By October 1911, Bridlington & District Conservative & Unionist Co. Ltd. had purchased the Palace for £3,500. The argument was that "unless the Palace was at once secured by Bridlington people it was likely to pass into the hands of strangers."
Between 1911 and 1913, the Palace' s fortunes changed. The Palace became a cinema, and it was reported that Mr J. Austin had spared no expense in transforming the People's Palace into the Palace Picture House. Carpeting and curtaining by Harry Davis made the place attractive and
comfortable for three to four hundred people.
For Whitsuntide 1913, the film Kathleen Mavourneen, a drama of Irish life, went down well with visitors.
In June the same year, the new Conservative Club opened. They had bought the Palace buildings for £7.000, and the picture house was let to Mr Austin at £230 for ten years. The local paper said: "The council never made a bigger blunder than letting this opportunity slip."
The new premises contained the central hall, formerly the Palace ballroom, capable of seating 1,500 people. There was also a large billiards room and a games room. The Ladies' Club was completely separate from the rest of the building. Outside was a tennis court and a large bowling green.
At the official opening, there were many speeches made by those on the committee, etc.

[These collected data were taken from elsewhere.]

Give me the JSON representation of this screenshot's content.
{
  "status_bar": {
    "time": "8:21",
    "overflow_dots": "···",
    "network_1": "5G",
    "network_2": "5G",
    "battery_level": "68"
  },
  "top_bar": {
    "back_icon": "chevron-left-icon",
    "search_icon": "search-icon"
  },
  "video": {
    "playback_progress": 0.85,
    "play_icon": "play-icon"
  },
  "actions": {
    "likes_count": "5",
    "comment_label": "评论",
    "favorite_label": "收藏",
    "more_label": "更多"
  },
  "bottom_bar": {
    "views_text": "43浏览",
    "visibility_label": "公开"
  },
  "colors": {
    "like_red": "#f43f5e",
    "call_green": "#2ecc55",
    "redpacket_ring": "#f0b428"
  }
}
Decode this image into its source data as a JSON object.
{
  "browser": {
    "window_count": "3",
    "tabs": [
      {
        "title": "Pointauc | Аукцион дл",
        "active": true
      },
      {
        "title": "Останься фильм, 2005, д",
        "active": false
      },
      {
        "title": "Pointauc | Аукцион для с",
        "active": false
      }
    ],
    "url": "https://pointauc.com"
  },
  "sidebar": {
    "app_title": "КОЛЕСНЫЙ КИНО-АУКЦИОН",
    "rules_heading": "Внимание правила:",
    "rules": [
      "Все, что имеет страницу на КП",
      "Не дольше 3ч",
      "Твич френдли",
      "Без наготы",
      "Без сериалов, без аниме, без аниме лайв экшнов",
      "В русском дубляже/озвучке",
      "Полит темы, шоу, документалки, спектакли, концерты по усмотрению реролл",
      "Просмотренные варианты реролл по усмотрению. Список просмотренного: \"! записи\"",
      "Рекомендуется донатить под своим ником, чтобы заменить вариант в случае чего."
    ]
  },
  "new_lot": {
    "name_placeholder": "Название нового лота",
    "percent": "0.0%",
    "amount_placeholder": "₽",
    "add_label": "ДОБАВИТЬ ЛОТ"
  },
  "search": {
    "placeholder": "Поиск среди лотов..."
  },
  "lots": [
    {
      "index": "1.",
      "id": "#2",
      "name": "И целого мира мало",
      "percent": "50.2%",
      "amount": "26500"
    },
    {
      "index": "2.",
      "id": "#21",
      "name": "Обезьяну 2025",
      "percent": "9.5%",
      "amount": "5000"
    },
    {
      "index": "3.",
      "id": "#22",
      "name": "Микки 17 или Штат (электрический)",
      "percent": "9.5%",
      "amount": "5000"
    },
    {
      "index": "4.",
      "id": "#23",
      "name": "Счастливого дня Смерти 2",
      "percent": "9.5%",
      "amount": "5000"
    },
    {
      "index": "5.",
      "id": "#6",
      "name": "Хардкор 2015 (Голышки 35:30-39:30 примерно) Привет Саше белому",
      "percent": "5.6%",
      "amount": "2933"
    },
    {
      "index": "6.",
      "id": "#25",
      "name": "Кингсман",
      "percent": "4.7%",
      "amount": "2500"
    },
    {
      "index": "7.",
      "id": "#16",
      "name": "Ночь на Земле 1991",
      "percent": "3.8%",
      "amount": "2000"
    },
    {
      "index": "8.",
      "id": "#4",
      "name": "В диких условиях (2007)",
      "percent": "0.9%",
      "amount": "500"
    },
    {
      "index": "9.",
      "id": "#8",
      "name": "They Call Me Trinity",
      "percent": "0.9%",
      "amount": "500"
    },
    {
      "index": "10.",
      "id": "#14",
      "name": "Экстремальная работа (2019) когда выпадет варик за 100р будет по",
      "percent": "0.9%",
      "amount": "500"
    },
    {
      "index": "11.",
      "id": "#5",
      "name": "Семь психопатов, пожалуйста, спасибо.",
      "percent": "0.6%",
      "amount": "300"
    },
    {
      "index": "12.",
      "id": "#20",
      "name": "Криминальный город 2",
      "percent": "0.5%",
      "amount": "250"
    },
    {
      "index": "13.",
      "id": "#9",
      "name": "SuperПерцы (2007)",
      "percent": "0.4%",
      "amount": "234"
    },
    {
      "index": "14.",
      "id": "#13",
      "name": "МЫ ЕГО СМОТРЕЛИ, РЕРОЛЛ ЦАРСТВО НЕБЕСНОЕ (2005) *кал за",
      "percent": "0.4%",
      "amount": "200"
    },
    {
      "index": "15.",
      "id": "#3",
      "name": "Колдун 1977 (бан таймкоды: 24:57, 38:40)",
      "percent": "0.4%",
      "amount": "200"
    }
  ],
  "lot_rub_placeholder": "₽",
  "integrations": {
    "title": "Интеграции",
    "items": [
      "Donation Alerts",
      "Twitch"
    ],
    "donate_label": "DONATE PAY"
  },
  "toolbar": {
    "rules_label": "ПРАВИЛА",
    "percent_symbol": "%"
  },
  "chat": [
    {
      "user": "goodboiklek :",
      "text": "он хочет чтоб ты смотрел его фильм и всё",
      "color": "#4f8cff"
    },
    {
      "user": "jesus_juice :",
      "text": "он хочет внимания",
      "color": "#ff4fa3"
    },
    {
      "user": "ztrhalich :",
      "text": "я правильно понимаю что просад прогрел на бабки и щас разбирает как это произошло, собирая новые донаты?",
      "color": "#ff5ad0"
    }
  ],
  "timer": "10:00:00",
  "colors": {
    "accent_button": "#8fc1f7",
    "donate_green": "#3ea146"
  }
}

October saw the Picture Palace showing a film depicting the removal of an abdominal growth during an operation in a Russian hospital. The local paper said: "It was a gruesome picture yet illustrative of the amazing skill of the surgeon."
A report during 1931 stated that the Palace Picture House, the oldest established entertainment hall in the town, was as enterprising as ever. Improvements were to be made and Mr Pococke, manager, said the young lady attendants looked charming in their Royal Scottish tartan kilts.
Notes in the local paper of January 1940 stated that the Palace "had been a cinema since 1913 and before that a theatre. Mr Pococke, manager, came in 1930 and introduced sound in the cinema."
There must have been some problems because by May 1940 it was reported that the Palace was opened again. It had been taken over by Mr A. Spinks and was now known as Palace Theatre.
July 1940 saw the announcement: "The Picture Palace is closed until further notice." Bomb damage was evident in the 50s and the author assumes this was the reason it was closed.
The colour photographs show the disappearance of the last trace of the People's Palace. The elaborate archway had been a feature of Prospect Street for many years but during 1995 the buildings were declared unsafe. These photographs were taken on 31st March, 1996, as the site was being demolished. The Georgian Cafe, Pattisons the florist, The Carpet Centre and Bridlington Stationers moved to other properties in the town and the whole area was added to the car park.
The lettering "Exchange Hall" comprised of metal letters and became part of the salvage. However, a single letter "E" became the property of Mike Wilson, the author of this piece. Unfortunately this has been lost over time.